Italian born actress Marisa Pavan (1932) first became famous as the twin sister to film star Pier Angeli  before achieving film stardom on her own. She became known for her gentle, understated roles. Pavan won the Golden Globe and was Oscar-nominated for her supporting turn in The Rose Tattoo (1955).

Marisa Pavan
French postcard by Editions du Globe (E.D.U.G.), no. 532. Photo: International Press / Paramount.

Twin Sister
Marisa Pavan was born Marisa Pierangeli in Cagliari, Sardinia, Italy, in 1932. Her twin sister was Anna Maria Pierangeli, who later became film star Pier Angeli. Marisa studied briefly at Torquado Tasso college and made her first film appearance in an Italian satire of the Cold War, Ho Scelto L'Amore/I Chose Love (1952, Mario Zampi), before moving with her family to the United States. She made her American debut in 20th Century Fox's 1952 remake of the 1926 classic of What Price Glory? (1952, John Ford) playing a sweet village girl. She then impressed as a blind witness to a murder in Down Three Dark Streets (1953, Arnold Laven) opposite Broderick Crawford. Her breakthrough came in the film The Rose Tattoo (1955, Daniel Mann) as Anna Magnani's teen-age daughter. Her role was first assigned to her twin, who at the time was unable to play the part. When Magnani won the Oscar for Best Actress, Pavan accepted on her behalf as Magnani was not present at the awards ceremony. Pavan was nominated for best supporting actress, losing to Jo Van Fleet (for East of Eden). Both Magnani and Pavan won Golden Globe awards that year.

Pier Angeli
Pier Angeli. Dutch postcard by Takken, Utrecht, no. 1182. Photo: MGM.

Jean-Pierre Aumont
Marisa Pavan co-starred in several more Hollywood films, usually in gentle roles. She played the Native American childhood sweetheart of Alan Ladd in Drum Beat (1954, Delmer Daves). Pavan appeared as the scheming Catherine de Medici in the opulent costume drama Diane (1955, David Miller) starring Lana Turner, and she had an illegitimate child with Gregory Peck in The Man in the Grey Flannel Suit (1956, Nunnally Johnson). In 1956, she married, later divorced, and then again remarried the French actor Jean-Pierre Aumont. In the following years she appeared opposite Tony Curtis in the film-noir The Midnight Story (1957, Joseph Pevney) as leading lady to Robert Stack in the sea-faring historical epic John Paul Jones (1959, John Farrow), and as Abishag in the Biblical film adaptation Solomon and Sheba (1959, King Vidor). Her Hollywood days ended with the dawn of the 1960’s. With her husband, she sang in a supper club act that toured the United States, Canada and Mexico.

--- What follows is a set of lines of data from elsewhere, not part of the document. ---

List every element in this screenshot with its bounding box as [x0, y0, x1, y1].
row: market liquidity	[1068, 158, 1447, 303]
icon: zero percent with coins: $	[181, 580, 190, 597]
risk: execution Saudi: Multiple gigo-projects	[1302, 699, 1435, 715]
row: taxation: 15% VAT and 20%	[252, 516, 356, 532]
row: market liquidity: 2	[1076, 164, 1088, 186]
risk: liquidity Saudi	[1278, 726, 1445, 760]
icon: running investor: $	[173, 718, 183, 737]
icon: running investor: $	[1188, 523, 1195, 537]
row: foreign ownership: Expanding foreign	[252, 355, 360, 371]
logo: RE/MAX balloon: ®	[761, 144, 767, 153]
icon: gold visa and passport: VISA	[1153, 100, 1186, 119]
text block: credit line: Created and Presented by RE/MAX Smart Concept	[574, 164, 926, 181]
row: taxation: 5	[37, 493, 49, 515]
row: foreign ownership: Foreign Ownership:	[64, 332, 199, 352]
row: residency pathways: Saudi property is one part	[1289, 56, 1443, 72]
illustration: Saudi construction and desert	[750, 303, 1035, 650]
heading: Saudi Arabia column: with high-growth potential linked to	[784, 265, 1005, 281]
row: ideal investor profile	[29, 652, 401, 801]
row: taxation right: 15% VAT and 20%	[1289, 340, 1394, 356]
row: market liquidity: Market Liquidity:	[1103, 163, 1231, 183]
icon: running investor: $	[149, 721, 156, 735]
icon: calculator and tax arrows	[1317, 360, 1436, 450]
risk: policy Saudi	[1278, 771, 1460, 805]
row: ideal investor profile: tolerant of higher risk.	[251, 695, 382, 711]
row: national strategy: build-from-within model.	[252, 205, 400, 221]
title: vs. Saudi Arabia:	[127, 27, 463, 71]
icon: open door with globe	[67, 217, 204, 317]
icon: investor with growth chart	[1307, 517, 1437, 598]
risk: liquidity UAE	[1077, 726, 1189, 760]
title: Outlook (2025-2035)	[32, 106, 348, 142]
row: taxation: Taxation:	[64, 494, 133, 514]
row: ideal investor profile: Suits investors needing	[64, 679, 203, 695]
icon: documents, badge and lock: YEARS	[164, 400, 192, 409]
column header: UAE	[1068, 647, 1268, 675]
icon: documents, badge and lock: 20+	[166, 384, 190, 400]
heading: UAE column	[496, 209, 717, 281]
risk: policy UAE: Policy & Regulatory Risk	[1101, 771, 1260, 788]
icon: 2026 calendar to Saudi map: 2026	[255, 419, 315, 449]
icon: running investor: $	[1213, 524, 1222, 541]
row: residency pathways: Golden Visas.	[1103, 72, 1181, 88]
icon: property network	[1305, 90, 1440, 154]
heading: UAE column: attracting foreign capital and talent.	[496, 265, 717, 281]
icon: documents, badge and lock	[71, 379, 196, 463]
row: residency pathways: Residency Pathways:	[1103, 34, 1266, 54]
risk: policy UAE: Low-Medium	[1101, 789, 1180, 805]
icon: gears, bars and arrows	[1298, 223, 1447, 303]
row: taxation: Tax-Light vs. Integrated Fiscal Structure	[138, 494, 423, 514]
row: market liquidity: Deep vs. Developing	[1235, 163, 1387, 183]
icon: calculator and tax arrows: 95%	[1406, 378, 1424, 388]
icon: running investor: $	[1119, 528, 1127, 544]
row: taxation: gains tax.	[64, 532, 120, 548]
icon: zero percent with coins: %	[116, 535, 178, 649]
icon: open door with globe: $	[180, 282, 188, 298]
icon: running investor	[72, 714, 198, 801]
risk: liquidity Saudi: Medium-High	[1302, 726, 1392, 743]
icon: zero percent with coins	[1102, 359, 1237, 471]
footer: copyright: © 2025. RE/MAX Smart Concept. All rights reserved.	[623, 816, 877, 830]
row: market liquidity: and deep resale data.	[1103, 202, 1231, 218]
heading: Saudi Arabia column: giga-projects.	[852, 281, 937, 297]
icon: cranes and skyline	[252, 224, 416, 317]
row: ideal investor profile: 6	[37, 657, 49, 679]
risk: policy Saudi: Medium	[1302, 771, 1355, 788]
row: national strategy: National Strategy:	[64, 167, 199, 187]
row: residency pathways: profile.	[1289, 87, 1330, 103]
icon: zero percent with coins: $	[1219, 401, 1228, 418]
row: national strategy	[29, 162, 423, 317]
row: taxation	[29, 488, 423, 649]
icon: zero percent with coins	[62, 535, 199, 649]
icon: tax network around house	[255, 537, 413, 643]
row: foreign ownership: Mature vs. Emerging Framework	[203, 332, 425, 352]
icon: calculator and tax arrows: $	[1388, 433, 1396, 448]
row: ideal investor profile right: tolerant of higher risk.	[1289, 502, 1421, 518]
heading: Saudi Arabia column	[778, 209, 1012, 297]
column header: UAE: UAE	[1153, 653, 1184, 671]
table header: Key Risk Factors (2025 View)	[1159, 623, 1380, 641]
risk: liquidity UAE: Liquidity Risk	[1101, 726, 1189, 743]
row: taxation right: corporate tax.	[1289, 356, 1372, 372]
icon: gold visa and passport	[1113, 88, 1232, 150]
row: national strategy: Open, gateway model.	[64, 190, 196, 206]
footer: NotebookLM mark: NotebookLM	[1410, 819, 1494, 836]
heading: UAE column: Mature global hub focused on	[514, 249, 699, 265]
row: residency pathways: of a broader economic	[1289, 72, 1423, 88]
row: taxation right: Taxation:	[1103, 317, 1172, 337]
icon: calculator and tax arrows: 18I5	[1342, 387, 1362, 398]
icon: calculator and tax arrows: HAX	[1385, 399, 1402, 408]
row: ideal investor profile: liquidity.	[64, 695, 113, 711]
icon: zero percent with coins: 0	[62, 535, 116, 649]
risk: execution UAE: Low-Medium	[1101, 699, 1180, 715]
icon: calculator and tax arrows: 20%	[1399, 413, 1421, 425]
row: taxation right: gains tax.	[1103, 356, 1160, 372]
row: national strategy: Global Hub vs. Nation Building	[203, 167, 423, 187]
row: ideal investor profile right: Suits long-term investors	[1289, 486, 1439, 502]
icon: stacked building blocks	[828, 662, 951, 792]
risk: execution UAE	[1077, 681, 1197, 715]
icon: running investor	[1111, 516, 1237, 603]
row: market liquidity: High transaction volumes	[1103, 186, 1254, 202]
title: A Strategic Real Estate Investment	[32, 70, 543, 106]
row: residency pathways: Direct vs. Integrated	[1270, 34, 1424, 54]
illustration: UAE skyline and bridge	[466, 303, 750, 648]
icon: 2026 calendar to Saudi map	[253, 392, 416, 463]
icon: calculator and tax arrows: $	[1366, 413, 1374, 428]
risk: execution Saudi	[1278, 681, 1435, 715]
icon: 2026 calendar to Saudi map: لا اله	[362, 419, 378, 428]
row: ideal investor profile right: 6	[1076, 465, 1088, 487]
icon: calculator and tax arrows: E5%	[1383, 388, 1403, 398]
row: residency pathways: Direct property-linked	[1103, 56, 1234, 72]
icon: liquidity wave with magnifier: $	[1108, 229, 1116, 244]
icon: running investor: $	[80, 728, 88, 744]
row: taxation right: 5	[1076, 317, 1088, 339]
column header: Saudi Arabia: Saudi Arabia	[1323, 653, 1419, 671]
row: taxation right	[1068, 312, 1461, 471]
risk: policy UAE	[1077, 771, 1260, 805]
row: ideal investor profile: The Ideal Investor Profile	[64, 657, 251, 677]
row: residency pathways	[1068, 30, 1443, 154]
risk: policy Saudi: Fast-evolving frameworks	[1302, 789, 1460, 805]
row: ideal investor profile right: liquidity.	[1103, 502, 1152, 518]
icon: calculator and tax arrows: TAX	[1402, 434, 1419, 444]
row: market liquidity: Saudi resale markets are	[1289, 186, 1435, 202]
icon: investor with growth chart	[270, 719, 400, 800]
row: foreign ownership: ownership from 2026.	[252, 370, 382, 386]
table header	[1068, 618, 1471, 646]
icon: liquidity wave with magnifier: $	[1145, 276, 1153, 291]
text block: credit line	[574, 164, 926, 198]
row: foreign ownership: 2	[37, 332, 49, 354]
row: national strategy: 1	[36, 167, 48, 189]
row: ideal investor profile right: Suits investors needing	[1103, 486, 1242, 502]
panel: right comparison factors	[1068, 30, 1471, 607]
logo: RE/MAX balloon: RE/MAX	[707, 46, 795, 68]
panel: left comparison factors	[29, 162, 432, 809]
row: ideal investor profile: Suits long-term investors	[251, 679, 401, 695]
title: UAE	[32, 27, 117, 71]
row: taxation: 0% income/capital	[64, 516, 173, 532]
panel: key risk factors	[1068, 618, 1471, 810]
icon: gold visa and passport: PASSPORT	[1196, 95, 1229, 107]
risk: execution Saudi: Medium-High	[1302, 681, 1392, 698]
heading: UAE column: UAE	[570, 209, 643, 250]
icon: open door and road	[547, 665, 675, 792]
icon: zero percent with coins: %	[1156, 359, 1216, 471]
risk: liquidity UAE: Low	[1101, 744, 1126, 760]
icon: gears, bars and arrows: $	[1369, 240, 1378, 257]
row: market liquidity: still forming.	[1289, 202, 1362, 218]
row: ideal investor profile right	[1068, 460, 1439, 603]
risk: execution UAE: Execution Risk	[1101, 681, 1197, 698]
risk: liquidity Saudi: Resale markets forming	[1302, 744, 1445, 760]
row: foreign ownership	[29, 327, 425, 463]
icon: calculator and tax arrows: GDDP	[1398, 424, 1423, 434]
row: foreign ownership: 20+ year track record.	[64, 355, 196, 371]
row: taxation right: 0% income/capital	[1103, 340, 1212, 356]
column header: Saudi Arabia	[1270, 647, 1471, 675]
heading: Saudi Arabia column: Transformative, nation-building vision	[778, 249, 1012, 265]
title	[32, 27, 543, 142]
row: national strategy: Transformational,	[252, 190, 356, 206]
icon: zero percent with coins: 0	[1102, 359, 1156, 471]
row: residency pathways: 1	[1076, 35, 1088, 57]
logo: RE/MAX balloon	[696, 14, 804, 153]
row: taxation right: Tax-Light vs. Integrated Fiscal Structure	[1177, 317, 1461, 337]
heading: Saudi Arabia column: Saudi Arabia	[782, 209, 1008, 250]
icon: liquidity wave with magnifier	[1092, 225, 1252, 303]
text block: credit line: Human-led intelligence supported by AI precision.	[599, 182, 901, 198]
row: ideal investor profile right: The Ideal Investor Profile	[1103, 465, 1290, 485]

She has been seen in several American TV productions, including The Diary of Anne Frank (1967, Alex Segal) with Max von Sydow, Cutter's Trail (1970, Vincent McEveety) with John Saxon, The Moneychangers (1976, Boris Sagal) starring Kirk Douglas, and The Trial of Lee Harvey Oswald (1977, Gordon Davidson, David Greene).

Marisa Pavan
Dutch postcard, no. 2037.


Hit Record
Marisa Pavan returned to Europe and appeared in the French films L’Evenement Le Plus Important Depuis Que L’homme A Marche Sur La Lune/A Slightly Pregnant Man (1973, Jacques Demy) starring Marcello Mastroianni, and the romance Antoine et Sebastien/Antoine & Sebastien (1974, Jean-Marie Perier) with Jacques Dutronc. She had a hit record in 1974 with a French-language version of Burt Bacharach's Green Grass Starts to Grow. Later she guest-starred in episodes of popular American tv-series like The Rockford Files (1979), Hawaii Five-O (1977), McMillan & Wife (1977) and Ryan's Hope (1985). In 1983 she was interviewed for Stelle Emigranti/Wandering Stars (1983, Francesco Bortolini, Claudio Masenza), a revealing documentary about eight Italian actresses (including Gina Lollobrigida, Claudia Cardinale and Virna Lisi) who attained worldwide fame through films they made in Hollywood. Most of the eight agree that performers are treated better in Hollywood than in Italy, and that American efficiency and organization impressed them - but that in Italy, they had more challenging roles than was allowed in the USA. Marisa Pavan now lives in Paris, Jean-Pierre Aumont has died in 2001. The pair appeared for the last time together in the French TV-film Johnny Monroe (1987, Renaud Saint-Pierre). They had two sons, Jean-Claude and Patrick. Marisa Pavan is also the stepmother of actress Tina Aumont.